Red - 22 Healing (all)
Blue - 10 Spirit (Druid,Priest), 4 mp5 (Shaman,Pally), 15 Stamina (not needed)
Yellow - 10 Haste (all), 10 Int (Pally), 10 Spell Crit (Pally)
So in essence it is as follows:
22 healing = 10 Spirit/Int/Haste/Crit = 4 mp5
Giving us all the half gems:
11 healing = 5 Spirit/Int/Haste/Crit = 2 mp5
So
Blizz is saying, we think 10 spell haste is = 22 healing etc. etc. But
in reality we get a lot more benefit out of haste, a lot.
Please correct me if I am wrong, I know what I know for priests but for you other three classes I still have learning to do.

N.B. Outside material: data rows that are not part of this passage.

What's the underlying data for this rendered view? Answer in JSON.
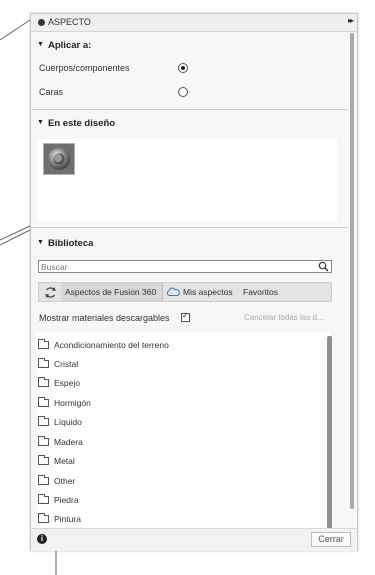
{
  "panel": {
    "title": "ASPECTO"
  },
  "apply_section": {
    "header": "Aplicar a:",
    "options": [
      {
        "label": "Cuerpos/componentes",
        "selected": true
      },
      {
        "label": "Caras",
        "selected": false
      }
    ]
  },
  "design_section": {
    "header": "En este diseño"
  },
  "library_section": {
    "header": "Biblioteca",
    "search_placeholder": "Buscar",
    "tabs": [
      {
        "label": "Aspectos de Fusion 360",
        "active": true
      },
      {
        "label": "Mis aspectos",
        "active": false
      },
      {
        "label": "Favoritos",
        "active": false
      }
    ],
    "show_downloadable_label": "Mostrar materiales descargables",
    "show_downloadable_checked": true,
    "cancel_all_label": "Cancelar todas las d...",
    "folders": [
      "Acondicionamiento del terreno",
      "Cristal",
      "Espejo",
      "Hormigón",
      "Líquido",
      "Madera",
      "Metal",
      "Other",
      "Piedra",
      "Pintura"
    ]
  },
  "footer": {
    "info_icon": "info-icon",
    "close_label": "Cerrar"
  }
}
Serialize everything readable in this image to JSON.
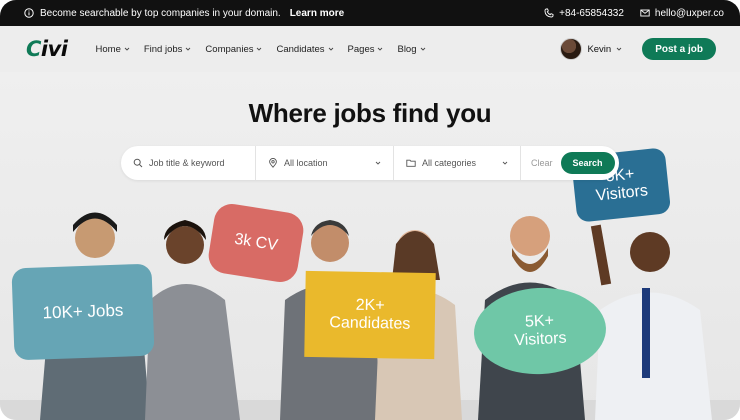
{
  "topbar": {
    "notice_text": "Become searchable by top companies in your domain.",
    "notice_link": "Learn more",
    "phone": "+84-65854332",
    "email": "hello@uxper.co"
  },
  "header": {
    "logo_first": "C",
    "logo_rest": "ivi",
    "nav": [
      {
        "label": "Home"
      },
      {
        "label": "Find jobs"
      },
      {
        "label": "Companies"
      },
      {
        "label": "Candidates"
      },
      {
        "label": "Pages"
      },
      {
        "label": "Blog"
      }
    ],
    "user_name": "Kevin",
    "post_job_label": "Post a job"
  },
  "hero": {
    "title": "Where jobs find you",
    "search": {
      "keyword_placeholder": "Job title & keyword",
      "location_value": "All location",
      "category_value": "All categories",
      "clear_label": "Clear",
      "search_label": "Search"
    },
    "signs": {
      "jobs": "10K+ Jobs",
      "cv": "3k CV",
      "candidates_line1": "2K+",
      "candidates_line2": "Candidates",
      "visitors_line1": "5K+",
      "visitors_line2": "Visitors",
      "visitors_top_line1": "5K+",
      "visitors_top_line2": "Visitors"
    }
  },
  "colors": {
    "brand": "#0f7a57",
    "jobs_sign": "#66a5b5",
    "cv_sign": "#d86b65",
    "candidates_sign": "#eab92c",
    "visitors_sign": "#6fc7a7",
    "visitors_top_sign": "#2a6f94"
  }
}
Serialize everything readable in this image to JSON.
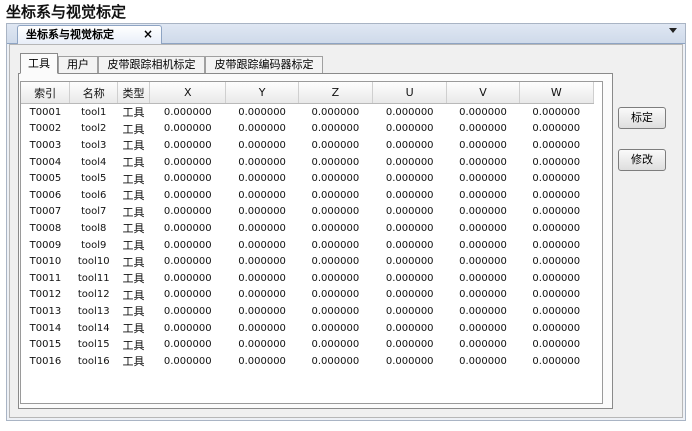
{
  "page_title": "坐标系与视觉标定",
  "doc_tab": {
    "label": "坐标系与视觉标定",
    "close": "×"
  },
  "sub_tabs": [
    {
      "label": "工具"
    },
    {
      "label": "用户"
    },
    {
      "label": "皮带跟踪相机标定"
    },
    {
      "label": "皮带跟踪编码器标定"
    }
  ],
  "table": {
    "columns": [
      "索引",
      "名称",
      "类型",
      "X",
      "Y",
      "Z",
      "U",
      "V",
      "W"
    ],
    "rows": [
      [
        "T0001",
        "tool1",
        "工具",
        "0.000000",
        "0.000000",
        "0.000000",
        "0.000000",
        "0.000000",
        "0.000000"
      ],
      [
        "T0002",
        "tool2",
        "工具",
        "0.000000",
        "0.000000",
        "0.000000",
        "0.000000",
        "0.000000",
        "0.000000"
      ],
      [
        "T0003",
        "tool3",
        "工具",
        "0.000000",
        "0.000000",
        "0.000000",
        "0.000000",
        "0.000000",
        "0.000000"
      ],
      [
        "T0004",
        "tool4",
        "工具",
        "0.000000",
        "0.000000",
        "0.000000",
        "0.000000",
        "0.000000",
        "0.000000"
      ],
      [
        "T0005",
        "tool5",
        "工具",
        "0.000000",
        "0.000000",
        "0.000000",
        "0.000000",
        "0.000000",
        "0.000000"
      ],
      [
        "T0006",
        "tool6",
        "工具",
        "0.000000",
        "0.000000",
        "0.000000",
        "0.000000",
        "0.000000",
        "0.000000"
      ],
      [
        "T0007",
        "tool7",
        "工具",
        "0.000000",
        "0.000000",
        "0.000000",
        "0.000000",
        "0.000000",
        "0.000000"
      ],
      [
        "T0008",
        "tool8",
        "工具",
        "0.000000",
        "0.000000",
        "0.000000",
        "0.000000",
        "0.000000",
        "0.000000"
      ],
      [
        "T0009",
        "tool9",
        "工具",
        "0.000000",
        "0.000000",
        "0.000000",
        "0.000000",
        "0.000000",
        "0.000000"
      ],
      [
        "T0010",
        "tool10",
        "工具",
        "0.000000",
        "0.000000",
        "0.000000",
        "0.000000",
        "0.000000",
        "0.000000"
      ],
      [
        "T0011",
        "tool11",
        "工具",
        "0.000000",
        "0.000000",
        "0.000000",
        "0.000000",
        "0.000000",
        "0.000000"
      ],
      [
        "T0012",
        "tool12",
        "工具",
        "0.000000",
        "0.000000",
        "0.000000",
        "0.000000",
        "0.000000",
        "0.000000"
      ],
      [
        "T0013",
        "tool13",
        "工具",
        "0.000000",
        "0.000000",
        "0.000000",
        "0.000000",
        "0.000000",
        "0.000000"
      ],
      [
        "T0014",
        "tool14",
        "工具",
        "0.000000",
        "0.000000",
        "0.000000",
        "0.000000",
        "0.000000",
        "0.000000"
      ],
      [
        "T0015",
        "tool15",
        "工具",
        "0.000000",
        "0.000000",
        "0.000000",
        "0.000000",
        "0.000000",
        "0.000000"
      ],
      [
        "T0016",
        "tool16",
        "工具",
        "0.000000",
        "0.000000",
        "0.000000",
        "0.000000",
        "0.000000",
        "0.000000"
      ]
    ]
  },
  "buttons": {
    "calibrate": "标定",
    "modify": "修改"
  },
  "icons": {
    "close": "close-icon",
    "dropdown": "chevron-down-icon"
  },
  "colors": {
    "tab_bar": "#cfdaea",
    "panel": "#f0f0f0",
    "grid_bg": "#ffffff"
  }
}
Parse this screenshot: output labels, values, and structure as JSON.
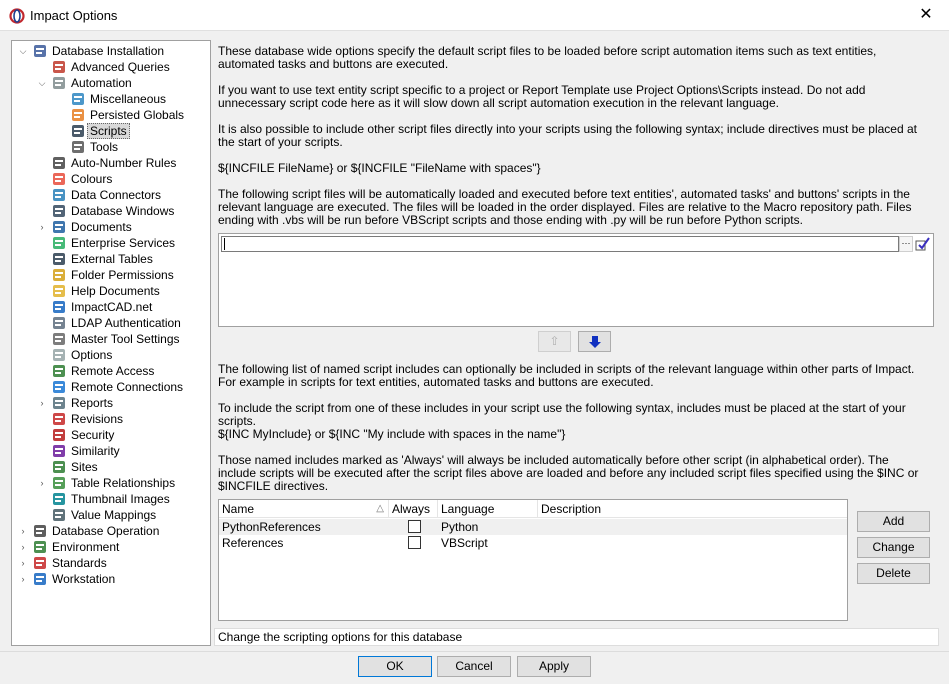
{
  "window": {
    "title": "Impact Options",
    "close_glyph": "✕"
  },
  "tree": {
    "items": [
      {
        "label": "Database Installation",
        "expander": "⌵",
        "icon": "db-install-icon"
      },
      {
        "label": "Advanced Queries",
        "expander": "",
        "icon": "sql-icon"
      },
      {
        "label": "Automation",
        "expander": "⌵",
        "icon": "gears-icon"
      },
      {
        "label": "Miscellaneous",
        "expander": "",
        "icon": "gears-icon"
      },
      {
        "label": "Persisted Globals",
        "expander": "",
        "icon": "globals-icon"
      },
      {
        "label": "Scripts",
        "expander": "",
        "icon": "script-icon"
      },
      {
        "label": "Tools",
        "expander": "",
        "icon": "tools-icon"
      },
      {
        "label": "Auto-Number Rules",
        "expander": "",
        "icon": "numbers-icon"
      },
      {
        "label": "Colours",
        "expander": "",
        "icon": "colours-icon"
      },
      {
        "label": "Data Connectors",
        "expander": "",
        "icon": "connectors-icon"
      },
      {
        "label": "Database Windows",
        "expander": "",
        "icon": "windows-icon"
      },
      {
        "label": "Documents",
        "expander": "›",
        "icon": "documents-icon"
      },
      {
        "label": "Enterprise Services",
        "expander": "",
        "icon": "enterprise-icon"
      },
      {
        "label": "External Tables",
        "expander": "",
        "icon": "tables-icon"
      },
      {
        "label": "Folder Permissions",
        "expander": "",
        "icon": "folder-icon"
      },
      {
        "label": "Help Documents",
        "expander": "",
        "icon": "help-icon"
      },
      {
        "label": "ImpactCAD.net",
        "expander": "",
        "icon": "globe-icon"
      },
      {
        "label": "LDAP Authentication",
        "expander": "",
        "icon": "ldap-icon"
      },
      {
        "label": "Master Tool Settings",
        "expander": "",
        "icon": "master-tool-icon"
      },
      {
        "label": "Options",
        "expander": "",
        "icon": "options-icon"
      },
      {
        "label": "Remote Access",
        "expander": "",
        "icon": "remote-access-icon"
      },
      {
        "label": "Remote Connections",
        "expander": "",
        "icon": "remote-connections-icon"
      },
      {
        "label": "Reports",
        "expander": "›",
        "icon": "reports-icon"
      },
      {
        "label": "Revisions",
        "expander": "",
        "icon": "revisions-icon"
      },
      {
        "label": "Security",
        "expander": "",
        "icon": "security-icon"
      },
      {
        "label": "Similarity",
        "expander": "",
        "icon": "similarity-icon"
      },
      {
        "label": "Sites",
        "expander": "",
        "icon": "sites-icon"
      },
      {
        "label": "Table Relationships",
        "expander": "›",
        "icon": "relationships-icon"
      },
      {
        "label": "Thumbnail Images",
        "expander": "",
        "icon": "thumbnail-icon"
      },
      {
        "label": "Value Mappings",
        "expander": "",
        "icon": "mappings-icon"
      },
      {
        "label": "Database Operation",
        "expander": "›",
        "icon": "db-operation-icon"
      },
      {
        "label": "Environment",
        "expander": "›",
        "icon": "environment-icon"
      },
      {
        "label": "Standards",
        "expander": "›",
        "icon": "standards-icon"
      },
      {
        "label": "Workstation",
        "expander": "›",
        "icon": "workstation-icon"
      }
    ]
  },
  "main": {
    "para1": "These database wide options specify the default script files to be loaded before script automation items such as text entities, automated tasks and buttons are executed.",
    "para2": "If you want to use text entity script specific to a project or Report Template use Project Options\\Scripts instead. Do not add unnecessary script code here as it will slow down all script automation execution in the relevant language.",
    "para3": "It is also possible to include other script files directly into your scripts using the following syntax; include directives must be placed at the start of your scripts.",
    "para4": "${INCFILE FileName} or ${INCFILE \"FileName with spaces\"}",
    "para5": "The following script files will be automatically loaded and executed before text entities', automated tasks' and buttons' scripts in the relevant language are executed. The files will be loaded in the order displayed. Files are relative to the Macro repository path. Files ending with .vbs will be run before VBScript scripts and those ending with .py will be run before Python scripts.",
    "file_input_value": "",
    "browse_label": "···",
    "para6": "The following list of named script includes can optionally be included in scripts of the relevant language within other parts of Impact. For example in scripts for text entities, automated tasks and buttons are executed.",
    "para7": "To include the script from one of these includes in your script use the following syntax, includes must be placed at the start of your scripts.",
    "para8": "${INC MyInclude} or ${INC \"My include with spaces in the name\"}",
    "para9": "Those named includes marked as 'Always' will always be included automatically before other script (in alphabetical order). The include scripts will be executed after the script files above are loaded and before any included script files specified using the $INC or $INCFILE directives."
  },
  "grid": {
    "columns": [
      "Name",
      "Always",
      "Language",
      "Description"
    ],
    "sort_glyph": "△",
    "rows": [
      {
        "name": "PythonReferences",
        "always": false,
        "language": "Python",
        "description": ""
      },
      {
        "name": "References",
        "always": false,
        "language": "VBScript",
        "description": ""
      }
    ]
  },
  "side_buttons": {
    "add": "Add",
    "change": "Change",
    "delete": "Delete"
  },
  "status_text": "Change the scripting options for this database",
  "footer": {
    "ok": "OK",
    "cancel": "Cancel",
    "apply": "Apply"
  }
}
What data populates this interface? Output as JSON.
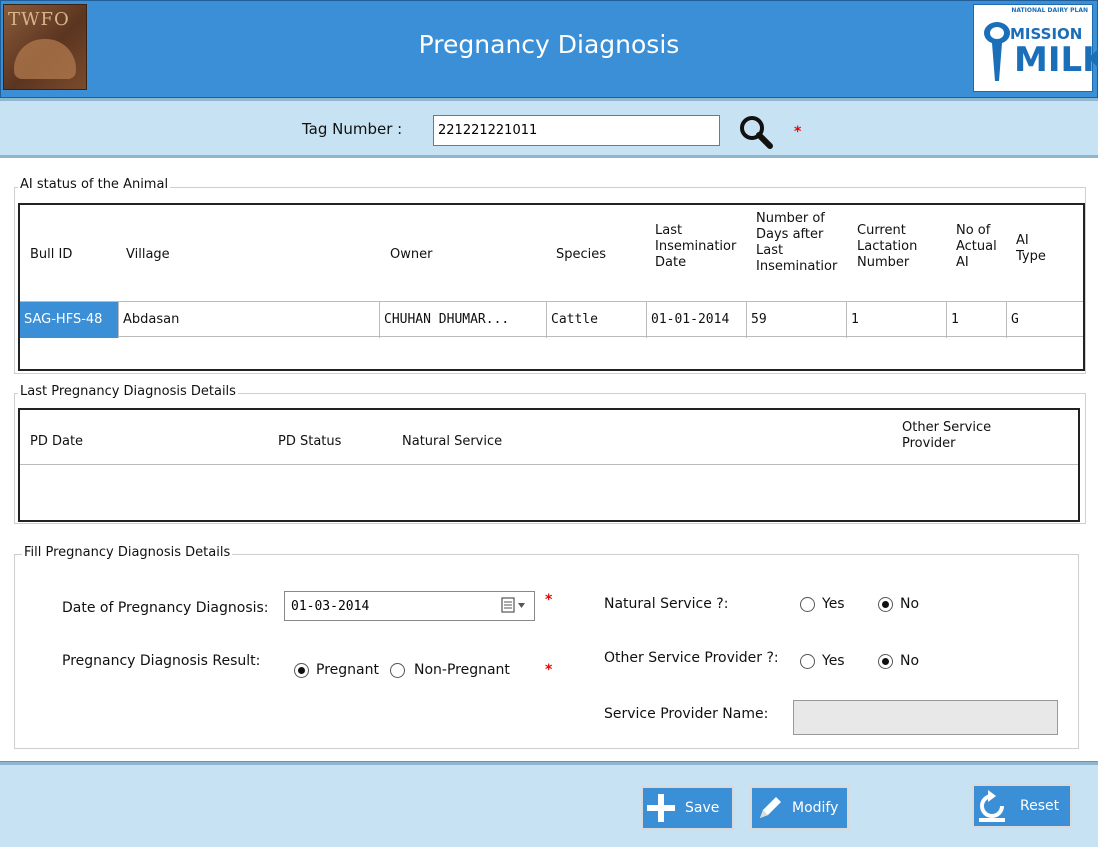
{
  "header": {
    "title": "Pregnancy Diagnosis",
    "logo_left_text": "TWFO",
    "logo_right": {
      "tagline": "NATIONAL DAIRY PLAN",
      "line1": "MISSION",
      "line2": "MILK"
    },
    "bg_color": "#3a8fd6"
  },
  "tag": {
    "label": "Tag Number :",
    "value": "221221221011",
    "required_mark": "*",
    "search_icon": "search-icon"
  },
  "ai_status": {
    "legend": "AI status of the Animal",
    "columns": [
      "Bull ID",
      "Village",
      "Owner",
      "Species",
      "Last Insemination Date",
      "Number of Days after Last Insemination",
      "Current Lactation Number",
      "No of Actual AI",
      "AI Type"
    ],
    "column_lines": [
      [
        "Bull ID"
      ],
      [
        "Village"
      ],
      [
        "Owner"
      ],
      [
        "Species"
      ],
      [
        "Last",
        "Inseminatior",
        "Date"
      ],
      [
        "Number of",
        "Days after",
        "Last",
        "Inseminatior"
      ],
      [
        "Current",
        "Lactation",
        "Number"
      ],
      [
        "No of",
        "Actual",
        "AI"
      ],
      [
        "AI",
        "Type"
      ]
    ],
    "rows": [
      [
        "SAG-HFS-48",
        "Abdasan",
        "CHUHAN  DHUMAR...",
        "Cattle",
        "01-01-2014",
        "59",
        "1",
        "1",
        "G"
      ]
    ],
    "selected_cell_color": "#3a8fd6"
  },
  "last_pd": {
    "legend": "Last Pregnancy Diagnosis Details",
    "columns": [
      "PD Date",
      "PD Status",
      "Natural Service",
      "Other Service Provider"
    ],
    "column_lines": [
      [
        "PD Date"
      ],
      [
        "PD Status"
      ],
      [
        "Natural Service"
      ],
      [
        "Other Service",
        "Provider"
      ]
    ],
    "rows": []
  },
  "fill_pd": {
    "legend": "Fill Pregnancy Diagnosis Details",
    "date_label": "Date of Pregnancy Diagnosis:",
    "date_value": "01-03-2014",
    "result_label": "Pregnancy Diagnosis Result:",
    "result_options": [
      "Pregnant",
      "Non-Pregnant"
    ],
    "result_selected": "Pregnant",
    "natural_label": "Natural Service ?:",
    "natural_options": [
      "Yes",
      "No"
    ],
    "natural_selected": "No",
    "other_label": "Other Service Provider ?:",
    "other_options": [
      "Yes",
      "No"
    ],
    "other_selected": "No",
    "sp_name_label": "Service Provider Name:",
    "sp_name_value": "",
    "required_mark": "*"
  },
  "footer": {
    "save_label": "Save",
    "modify_label": "Modify",
    "reset_label": "Reset",
    "bg_color": "#c7e3f3"
  }
}
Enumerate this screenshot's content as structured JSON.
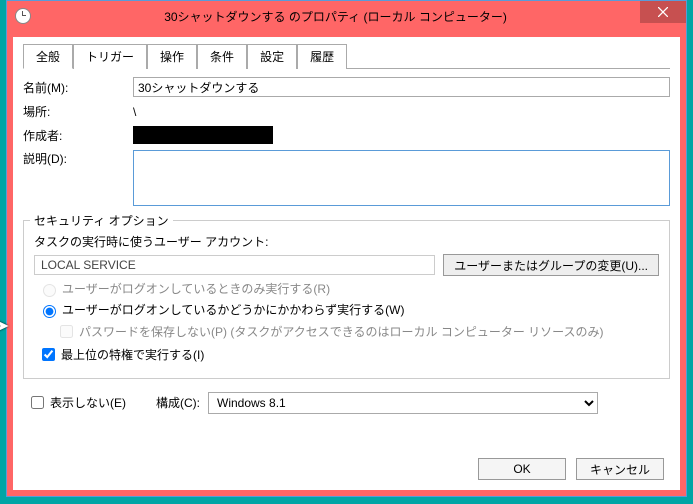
{
  "window": {
    "title": "30シャットダウンする のプロパティ (ローカル コンピューター)"
  },
  "tabs": [
    {
      "label": "全般",
      "active": true
    },
    {
      "label": "トリガー",
      "active": false
    },
    {
      "label": "操作",
      "active": false
    },
    {
      "label": "条件",
      "active": false
    },
    {
      "label": "設定",
      "active": false
    },
    {
      "label": "履歴",
      "active": false
    }
  ],
  "general": {
    "name_label": "名前(M):",
    "name_value": "30シャットダウンする",
    "location_label": "場所:",
    "location_value": "\\",
    "author_label": "作成者:",
    "description_label": "説明(D):",
    "description_value": ""
  },
  "security": {
    "legend": "セキュリティ オプション",
    "account_label": "タスクの実行時に使うユーザー アカウント:",
    "account_value": "LOCAL SERVICE",
    "change_user_btn": "ユーザーまたはグループの変更(U)...",
    "radio_logged_on": "ユーザーがログオンしているときのみ実行する(R)",
    "radio_any": "ユーザーがログオンしているかどうかにかかわらず実行する(W)",
    "check_nopass": "パスワードを保存しない(P) (タスクがアクセスできるのはローカル コンピューター リソースのみ)",
    "check_highest": "最上位の特権で実行する(I)"
  },
  "bottom": {
    "check_hidden": "表示しない(E)",
    "configure_label": "構成(C):",
    "configure_value": "Windows 8.1"
  },
  "footer": {
    "ok": "OK",
    "cancel": "キャンセル"
  }
}
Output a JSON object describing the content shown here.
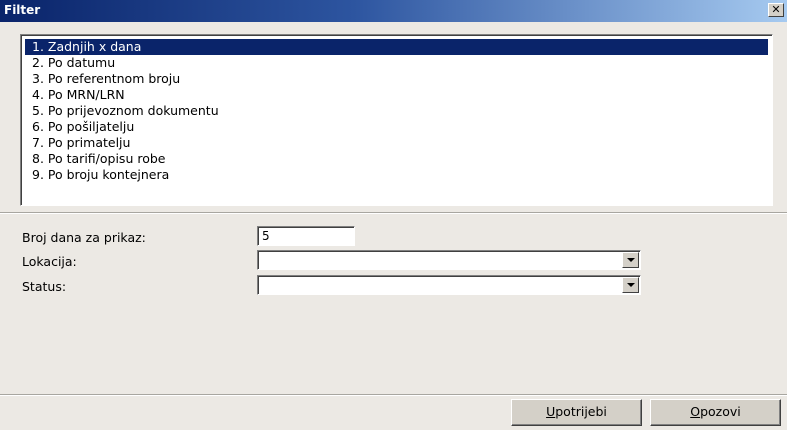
{
  "window": {
    "title": "Filter",
    "close_glyph": "✕"
  },
  "list": {
    "items": [
      "1. Zadnjih x dana",
      "2. Po datumu",
      "3. Po referentnom broju",
      "4. Po MRN/LRN",
      "5. Po prijevoznom dokumentu",
      "6. Po pošiljatelju",
      "7. Po primatelju",
      "8. Po tarifi/opisu robe",
      "9. Po broju kontejnera"
    ],
    "selected_index": 0
  },
  "form": {
    "days_label": "Broj dana za prikaz:",
    "days_value": "5",
    "location_label": "Lokacija:",
    "location_value": "",
    "status_label": "Status:",
    "status_value": ""
  },
  "buttons": {
    "apply_mnemonic": "U",
    "apply_rest": "potrijebi",
    "cancel_mnemonic": "O",
    "cancel_rest": "pozovi"
  },
  "colors": {
    "selection": "#0a246a",
    "dialog_bg": "#ece9e4"
  }
}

Druids - Healing is the most important by far, followed by haste (to a cap for an extra global cooldown), then regen.
Priests - Need a great mixture of haste and regen in the form of spirit, followed by haste.
Shaman - Need a mixture of haste, healing, and regen. Are all three equal? Or do you guys need one more than the other?
Paladins - A mixture of haste, healing, crit. Is regen needed when you have high enough crit?
I
have come up with a rubric (guideline) for how I gem my gear and so far
it is working great. Red (11 healing 5 spirit), Blue (10 Spirit),
Yellow (10 Haste). I follow this exactly and currently I am still
finding I am a bit low on regen, but that is substituted with
consumables so I really only want more haste.
It is different
with each class of course because for priests we get very little
benefit from +healing to our main spells (CoH and PoM), after that we
get full benefit on greater heal, and partial on binding/flash.
Shaman,
you guys see great benefits from healing and haste on chain heal. I
think that once you hit a healing and regen cap, the only thing to do
is go haste. It will significantly increase your HPS.
Druids,
you guys should try to obtain the haste to get that extra GCD in your
cycle. Acquire the haste pieces but also some fights you won't need it
so make sure to be socketing stuff with full 22 healing.
Pallys,
again haste will increase your HPS significantly and since that is what
we are concerned with nearing the last few fights on sunwell that is
what we need to work on.
Spell haste - FROM ELITIST JERKS FORUMS
Formerly a worthless
stat, haste serves a purpose now that it reduces the GCD. It does this
using the same formula that it reduces spellcasts with, meaning your
GCD will be: 2355 / ( H + 1570 ), where H is your haste rating. There
are two primary uses of haste: first, to attempt to stack haste high
enough to achieve a 5 GCD cycle, as opposed to the normal 4 GCD cycle
(see the section on "Rolling Lifebloom" if you don't know what this
means). This allows for some interesting 5 GCD cycles, for example see
the "Healing Strategies" section and look for the "hasted" multiple
tank cycles. If you are interested in pulling off a 5 GCD hasted cycle,
you will need a theoretical minimum of 113 spell haste in order to get
a 1.4 second GCD. It is extremely likely that you will need more than
this in a real-world situation due to latency effects, and possibly
significantly more. Druids later in this thread have reported success
in the 250-280 haste range.
The second use of haste is to allow
us generally deliver healing more quickly by speeding up the GCD. Even
if you do not have enough haste to achieve a 5 GCD cycle, a moderate
amount of haste will improve the speed of the rejuvenation+swiftmend
combo, allow you to deliver healing to a tank in crisis faster, and
allow you to spread HoTs around the raid faster. If you intend to use
haste in this fashion, it can be very useful when you are splitting
your attention between a single tank and the raid. For this reason I
believe haste is a useful stat to have on a generalist healing set.